Trotz ihres billionenschweren Programms zum Kauf von Staatsanleihen rechnen Europas Währungshüter in diesem Jahr mit stagnierenden Verbraucherpreisen im Euroraum. In diesem Jahr werde die Inflation auf 0,0 Prozent sinken, sagte EZB-Präsident Mario Draghi am Donnerstag in Nikosia bei der Vorlage der neuesten Prognose.

Inflationsrate von 1,8 Prozent vorausgesagt

Damit korrigierte die Europäische Zentralbank (EZB) auch wegen der niedrigen Ölpreise ihre bisherige Prognose von 0,7 Prozent nochmals deutlich nach unten. In den beiden Folgejahren dürfte sich die Geldschwemme nach der Vorhersage aber stärker auf den Preisauftrieb auswirken. Demnach steigen die Verbraucherpreise 2016 um 1,5 (bisher: 1,3) Prozent. In ihrer ersten Schätzung für 2017 sagen die Notenbanker eine Inflationsrate von 1,8 Prozent voraus.

Gleichzeitig wächst der Konjunkturoptimismus für das laufende Jahr gegenüber der Dezember-Schätzung: Statt bisher 1,0 Prozent Wachstum in diesem Jahr erwarten die Experten nun im Euroraum 1,5 Prozent Plus. Die Prognose für 2016 wurde von 1,5 Prozent auf 1,9 Prozent angehoben. Für 2017 sagen die Notenbanker ein BIP-Wachstum von 2,1 Prozent voraus.

Weiters entschied die EZB, den Geldhahn für griechische Institute weiter offenzulassen. Die Währungshüter stockten auf ihrer Ratssitzung am Donnerstag den Spielraum der Notenbank in Athen zur Gewährung von Notfallhilfen an ihre heimischen Geldhäuser um 500 Mio. Euro auf, wie EZB-Chef Mario Draghi nach dem Treffen in Nikosia mitteilte. Die griechischen Banken seien solvent, betonte er. Bisher lag das Limit bei 68 Mrd. Euro.

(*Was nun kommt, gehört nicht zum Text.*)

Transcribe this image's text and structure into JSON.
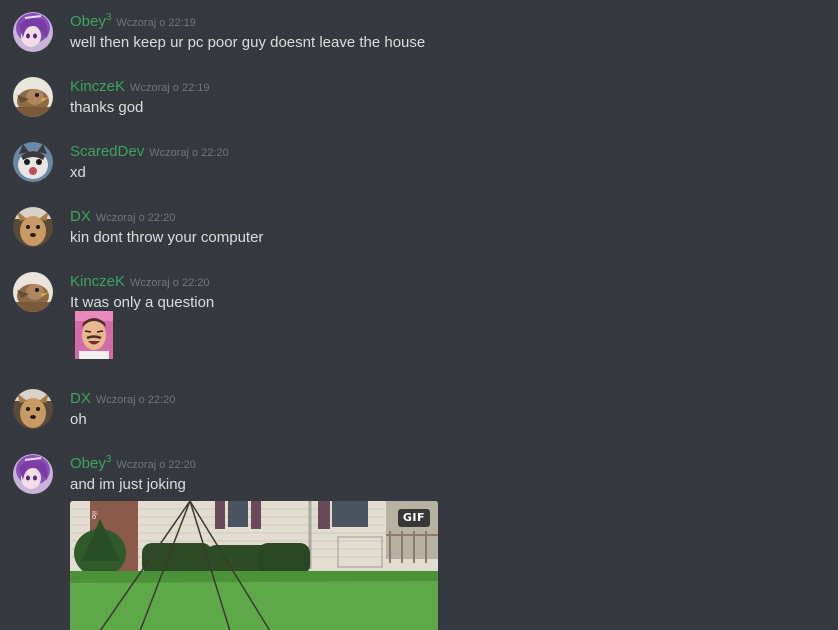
{
  "messages": [
    {
      "username": "Obey",
      "superscript": "3",
      "timestamp": "Wczoraj o 22:19",
      "text": "well then keep ur pc poor guy doesnt leave the house",
      "avatar": "purple-hair-anime-avatar"
    },
    {
      "username": "KinczeK",
      "superscript": "",
      "timestamp": "Wczoraj o 22:19",
      "text": "thanks god",
      "avatar": "bird-avatar"
    },
    {
      "username": "ScaredDev",
      "superscript": "",
      "timestamp": "Wczoraj o 22:20",
      "text": "xd",
      "avatar": "cat-avatar"
    },
    {
      "username": "DX",
      "superscript": "",
      "timestamp": "Wczoraj o 22:20",
      "text": "kin dont throw your computer",
      "avatar": "dog-avatar"
    },
    {
      "username": "KinczeK",
      "superscript": "",
      "timestamp": "Wczoraj o 22:20",
      "text": "It was only a question",
      "avatar": "bird-avatar",
      "attachment": "laughing-man-emoji"
    },
    {
      "username": "DX",
      "superscript": "",
      "timestamp": "Wczoraj o 22:20",
      "text": "oh",
      "avatar": "dog-avatar"
    },
    {
      "username": "Obey",
      "superscript": "3",
      "timestamp": "Wczoraj o 22:20",
      "text": "and im just joking",
      "avatar": "purple-hair-anime-avatar",
      "attachment": "gif-embed",
      "gif_badge": "GIF"
    }
  ],
  "colors": {
    "background": "#36393f",
    "username": "#3ba55c",
    "timestamp": "#72767d",
    "text": "#dcddde"
  }
}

Griechische Geldhäuser auf Notfall-Liquiditätshilfen angewiesen

Griechische Geldhäuser sind inzwischen weitgehend auf solche Notfall-Liquiditätshilfen der Athener Notenbank angewiesen, da die EZB keine griechischen Staatsanleihen mehr als Sicherheit für frisches Geld akzeptiert. Eine entsprechende Ausnahmeregelung hatte sie Anfang des Jahres kassiert.

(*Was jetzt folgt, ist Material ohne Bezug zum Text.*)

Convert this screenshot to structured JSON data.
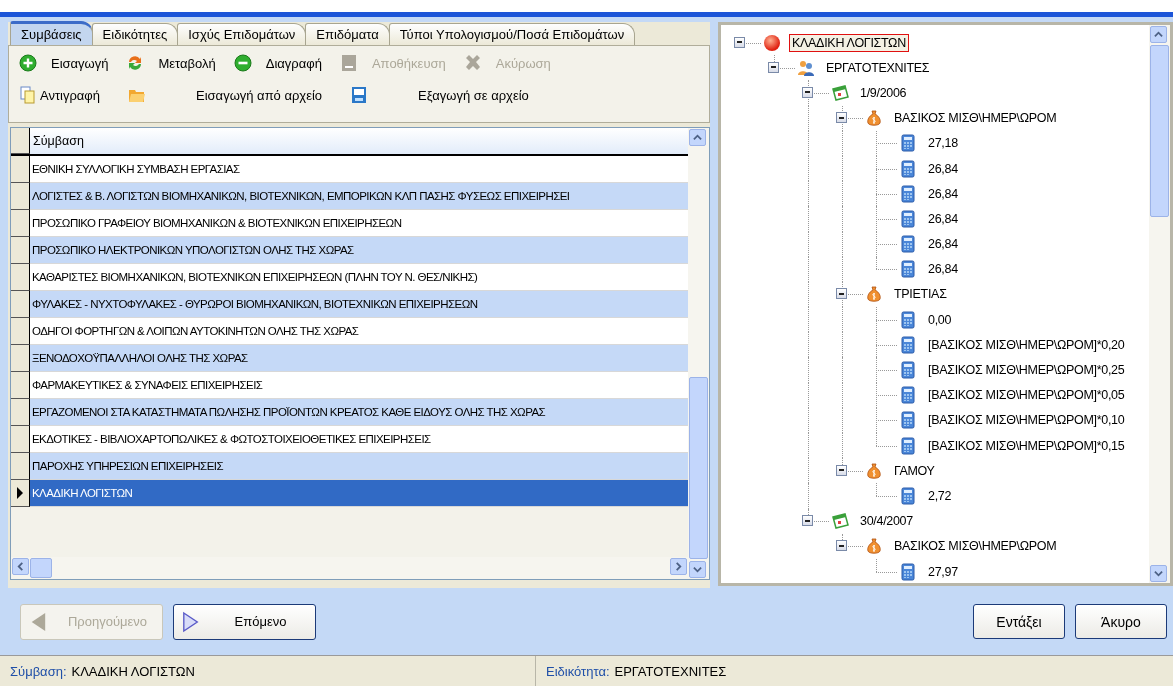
{
  "tabs": [
    {
      "label": "Συμβάσεις",
      "selected": true
    },
    {
      "label": "Ειδικότητες",
      "selected": false
    },
    {
      "label": "Ισχύς Επιδομάτων",
      "selected": false
    },
    {
      "label": "Επιδόματα",
      "selected": false
    },
    {
      "label": "Τύποι Υπολογισμού/Ποσά Επιδομάτων",
      "selected": false
    }
  ],
  "toolbar": [
    [
      {
        "kind": "add",
        "label": "Εισαγωγή",
        "disabled": false
      },
      {
        "kind": "refresh",
        "label": "Μεταβολή",
        "disabled": false
      },
      {
        "kind": "remove",
        "label": "Διαγραφή",
        "disabled": false
      },
      {
        "kind": "save",
        "label": "Αποθήκευση",
        "disabled": true
      },
      {
        "kind": "cancel",
        "label": "Ακύρωση",
        "disabled": true
      }
    ],
    [
      {
        "kind": "copy",
        "label": "Αντιγραφή",
        "disabled": false
      },
      {
        "kind": "import",
        "label": "Εισαγωγή από αρχείο",
        "disabled": false
      },
      {
        "kind": "export",
        "label": "Εξαγωγή σε αρχείο",
        "disabled": false
      }
    ]
  ],
  "table": {
    "column": "Σύμβαση",
    "rows": [
      {
        "text": "ΕΘΝΙΚΗ ΣΥΛΛΟΓΙΚΗ ΣΥΜΒΑΣΗ ΕΡΓΑΣΙΑΣ",
        "selected": false
      },
      {
        "text": "ΛΟΓΙΣΤΕΣ & Β. ΛΟΓΙΣΤΩΝ ΒΙΟΜΗΧΑΝΙΚΩΝ, ΒΙΟΤΕΧΝΙΚΩΝ, ΕΜΠΟΡΙΚΩΝ ΚΛΠ ΠΑΣΗΣ ΦΥΣΕΩΣ ΕΠΙΧΕΙΡΗΣΕΙ",
        "selected": false
      },
      {
        "text": "ΠΡΟΣΩΠΙΚΟ ΓΡΑΦΕΙΟΥ ΒΙΟΜΗΧΑΝΙΚΩΝ & ΒΙΟΤΕΧΝΙΚΩΝ ΕΠΙΧΕΙΡΗΣΕΩΝ",
        "selected": false
      },
      {
        "text": "ΠΡΟΣΩΠΙΚΟ ΗΛΕΚΤΡΟΝΙΚΩΝ ΥΠΟΛΟΓΙΣΤΩΝ ΟΛΗΣ ΤΗΣ ΧΩΡΑΣ",
        "selected": false
      },
      {
        "text": "ΚΑΘΑΡΙΣΤΕΣ ΒΙΟΜΗΧΑΝΙΚΩΝ, ΒΙΟΤΕΧΝΙΚΩΝ ΕΠΙΧΕΙΡΗΣΕΩΝ (ΠΛΗΝ ΤΟΥ Ν. ΘΕΣ/ΝΙΚΗΣ)",
        "selected": false
      },
      {
        "text": "ΦΥΛΑΚΕΣ - ΝΥΧΤΟΦΥΛΑΚΕΣ - ΘΥΡΩΡΟΙ ΒΙΟΜΗΧΑΝΙΚΩΝ, ΒΙΟΤΕΧΝΙΚΩΝ ΕΠΙΧΕΙΡΗΣΕΩΝ",
        "selected": false
      },
      {
        "text": "ΟΔΗΓΟΙ ΦΟΡΤΗΓΩΝ & ΛΟΙΠΩΝ ΑΥΤΟΚΙΝΗΤΩΝ ΟΛΗΣ ΤΗΣ ΧΩΡΑΣ",
        "selected": false
      },
      {
        "text": "ΞΕΝΟΔΟΧΟΫΠΑΛΛΗΛΟΙ ΟΛΗΣ ΤΗΣ ΧΩΡΑΣ",
        "selected": false
      },
      {
        "text": "ΦΑΡΜΑΚΕΥΤΙΚΕΣ & ΣΥΝΑΦΕΙΣ ΕΠΙΧΕΙΡΗΣΕΙΣ",
        "selected": false
      },
      {
        "text": "ΕΡΓΑΖΟΜΕΝΟΙ ΣΤΑ ΚΑΤΑΣΤΗΜΑΤΑ ΠΩΛΗΣΗΣ ΠΡΟΪΟΝΤΩΝ ΚΡΕΑΤΟΣ ΚΑΘΕ ΕΙΔΟΥΣ ΟΛΗΣ ΤΗΣ ΧΩΡΑΣ",
        "selected": false
      },
      {
        "text": "ΕΚΔΟΤΙΚΕΣ - ΒΙΒΛΙΟΧΑΡΤΟΠΩΛΙΚΕΣ & ΦΩΤΟΣΤΟΙΧΕΙΟΘΕΤΙΚΕΣ ΕΠΙΧΕΙΡΗΣΕΙΣ",
        "selected": false
      },
      {
        "text": "ΠΑΡΟΧΗΣ ΥΠΗΡΕΣΙΩΝ ΕΠΙΧΕΙΡΗΣΕΙΣ",
        "selected": false
      },
      {
        "text": "ΚΛΑΔΙΚΗ ΛΟΓΙΣΤΩΝ",
        "selected": true
      }
    ]
  },
  "tree": [
    {
      "kind": "contract",
      "label": "ΚΛΑΔΙΚΗ ΛΟΓΙΣΤΩΝ",
      "selected": true,
      "expanded": true,
      "children": [
        {
          "kind": "specialty",
          "label": "ΕΡΓΑΤΟΤΕΧΝΙΤΕΣ",
          "selected": false,
          "expanded": true,
          "children": [
            {
              "kind": "date",
              "label": "1/9/2006",
              "selected": false,
              "expanded": true,
              "children": [
                {
                  "kind": "allowance",
                  "label": "ΒΑΣΙΚΟΣ ΜΙΣΘ\\ΗΜΕΡ\\ΩΡΟΜ",
                  "selected": false,
                  "expanded": true,
                  "children": [
                    {
                      "kind": "amount",
                      "label": "27,18",
                      "selected": false
                    },
                    {
                      "kind": "amount",
                      "label": "26,84",
                      "selected": false
                    },
                    {
                      "kind": "amount",
                      "label": "26,84",
                      "selected": false
                    },
                    {
                      "kind": "amount",
                      "label": "26,84",
                      "selected": false
                    },
                    {
                      "kind": "amount",
                      "label": "26,84",
                      "selected": false
                    },
                    {
                      "kind": "amount",
                      "label": "26,84",
                      "selected": false
                    }
                  ]
                },
                {
                  "kind": "allowance",
                  "label": "ΤΡΙΕΤΙΑΣ",
                  "selected": false,
                  "expanded": true,
                  "children": [
                    {
                      "kind": "amount",
                      "label": "0,00",
                      "selected": false
                    },
                    {
                      "kind": "amount",
                      "label": "[ΒΑΣΙΚΟΣ ΜΙΣΘ\\ΗΜΕΡ\\ΩΡΟΜ]*0,20",
                      "selected": false
                    },
                    {
                      "kind": "amount",
                      "label": "[ΒΑΣΙΚΟΣ ΜΙΣΘ\\ΗΜΕΡ\\ΩΡΟΜ]*0,25",
                      "selected": false
                    },
                    {
                      "kind": "amount",
                      "label": "[ΒΑΣΙΚΟΣ ΜΙΣΘ\\ΗΜΕΡ\\ΩΡΟΜ]*0,05",
                      "selected": false
                    },
                    {
                      "kind": "amount",
                      "label": "[ΒΑΣΙΚΟΣ ΜΙΣΘ\\ΗΜΕΡ\\ΩΡΟΜ]*0,10",
                      "selected": false
                    },
                    {
                      "kind": "amount",
                      "label": "[ΒΑΣΙΚΟΣ ΜΙΣΘ\\ΗΜΕΡ\\ΩΡΟΜ]*0,15",
                      "selected": false
                    }
                  ]
                },
                {
                  "kind": "allowance",
                  "label": "ΓΑΜΟΥ",
                  "selected": false,
                  "expanded": true,
                  "children": [
                    {
                      "kind": "amount",
                      "label": "2,72",
                      "selected": false
                    }
                  ]
                }
              ]
            },
            {
              "kind": "date",
              "label": "30/4/2007",
              "selected": false,
              "expanded": true,
              "children": [
                {
                  "kind": "allowance",
                  "label": "ΒΑΣΙΚΟΣ ΜΙΣΘ\\ΗΜΕΡ\\ΩΡΟΜ",
                  "selected": false,
                  "expanded": true,
                  "children": [
                    {
                      "kind": "amount",
                      "label": "27,97",
                      "selected": false
                    }
                  ]
                }
              ]
            }
          ]
        }
      ]
    }
  ],
  "nav_buttons": [
    {
      "label": "Προηγούμενο",
      "disabled": true
    },
    {
      "label": "Επόμενο",
      "disabled": false
    }
  ],
  "dialog_buttons": [
    "Εντάξει",
    "Άκυρο"
  ],
  "status_bar": [
    {
      "label": "Σύμβαση:",
      "value": "ΚΛΑΔΙΚΗ ΛΟΓΙΣΤΩΝ"
    },
    {
      "label": "Ειδικότητα:",
      "value": "ΕΡΓΑΤΟΤΕΧΝΙΤΕΣ"
    }
  ]
}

Draghi sagte, die EZB stehe bereit, diese Sonderregel für Griechenland wieder einzuführen - und damit auch Papiere mit sehr schlechter Bonität zu akzeptieren. Zuvor müsse sich die EZB aber darüber klar werden, ob Griechenland im aktuellen Rettungsprogramm der internationalen Gläubiger überprüfbare Fortschritte erziele.